Ken Yanz
- Born: Kenneth Yanz 18 May 1929 Hornsby, New South Wales
- Died: 5 February 2019 (aged 89) Sydney, New South Wales

Rugby union career
- Position: flanker

Amateur team(s)
- Years: Team / Apps / (Points)
- Gordon RFC

International career
- Years: Team / Apps / (Points)
- 1958: Wallabies / 1 / (0)

= Ken Yanz =

Australian rugby union player (1929–2019)

Kenneth Yanz (18 May 1929 – 5 February 2019) was a rugby union player who represented Australia.

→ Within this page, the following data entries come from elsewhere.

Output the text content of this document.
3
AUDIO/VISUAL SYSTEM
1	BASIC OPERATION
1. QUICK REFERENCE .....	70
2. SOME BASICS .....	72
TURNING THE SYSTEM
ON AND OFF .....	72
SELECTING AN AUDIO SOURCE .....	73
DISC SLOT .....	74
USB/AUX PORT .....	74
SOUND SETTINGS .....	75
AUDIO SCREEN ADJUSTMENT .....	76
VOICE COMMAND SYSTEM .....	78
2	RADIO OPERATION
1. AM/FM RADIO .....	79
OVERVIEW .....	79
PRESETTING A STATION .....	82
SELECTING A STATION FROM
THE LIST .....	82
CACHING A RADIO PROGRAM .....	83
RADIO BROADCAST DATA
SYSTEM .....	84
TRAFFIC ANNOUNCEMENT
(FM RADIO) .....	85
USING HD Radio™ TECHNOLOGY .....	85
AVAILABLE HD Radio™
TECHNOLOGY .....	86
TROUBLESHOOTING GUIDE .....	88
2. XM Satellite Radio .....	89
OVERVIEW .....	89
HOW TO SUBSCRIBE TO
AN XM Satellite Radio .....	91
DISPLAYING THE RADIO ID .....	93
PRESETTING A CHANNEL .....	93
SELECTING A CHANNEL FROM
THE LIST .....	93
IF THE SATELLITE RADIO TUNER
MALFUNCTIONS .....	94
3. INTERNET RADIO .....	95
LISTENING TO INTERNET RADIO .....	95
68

Yanz, a flanker, was born in Hornsby, New South Wales and claimed 1 international rugby cap for Australia on the Wallabies' 1957–58 Australia rugby union tour of Britain, Ireland and France and played for New South Wales.

==Career==

Born in the Sydney suburb of Hornsby, Yanz learned his rugby playing for the Lane Cove Rugby Club and Gordon Juniors. After high school, he worked his way up through Gordon. He played regularly in North Harbour v South Harbour matches and for the Sydney XV and was selected for the Australia national rugby union team 1957–58 Australia rugby union tour of Britain, Ireland and France. He played in the Test against France in Paris. He later played for the New South Wales Team and was appointed Captain of Gordon, where he set a club record for games played. In 2012, Yanz recalled his playing days for a documentary about the history of Lane Cove Rugby by Theo Clark Media.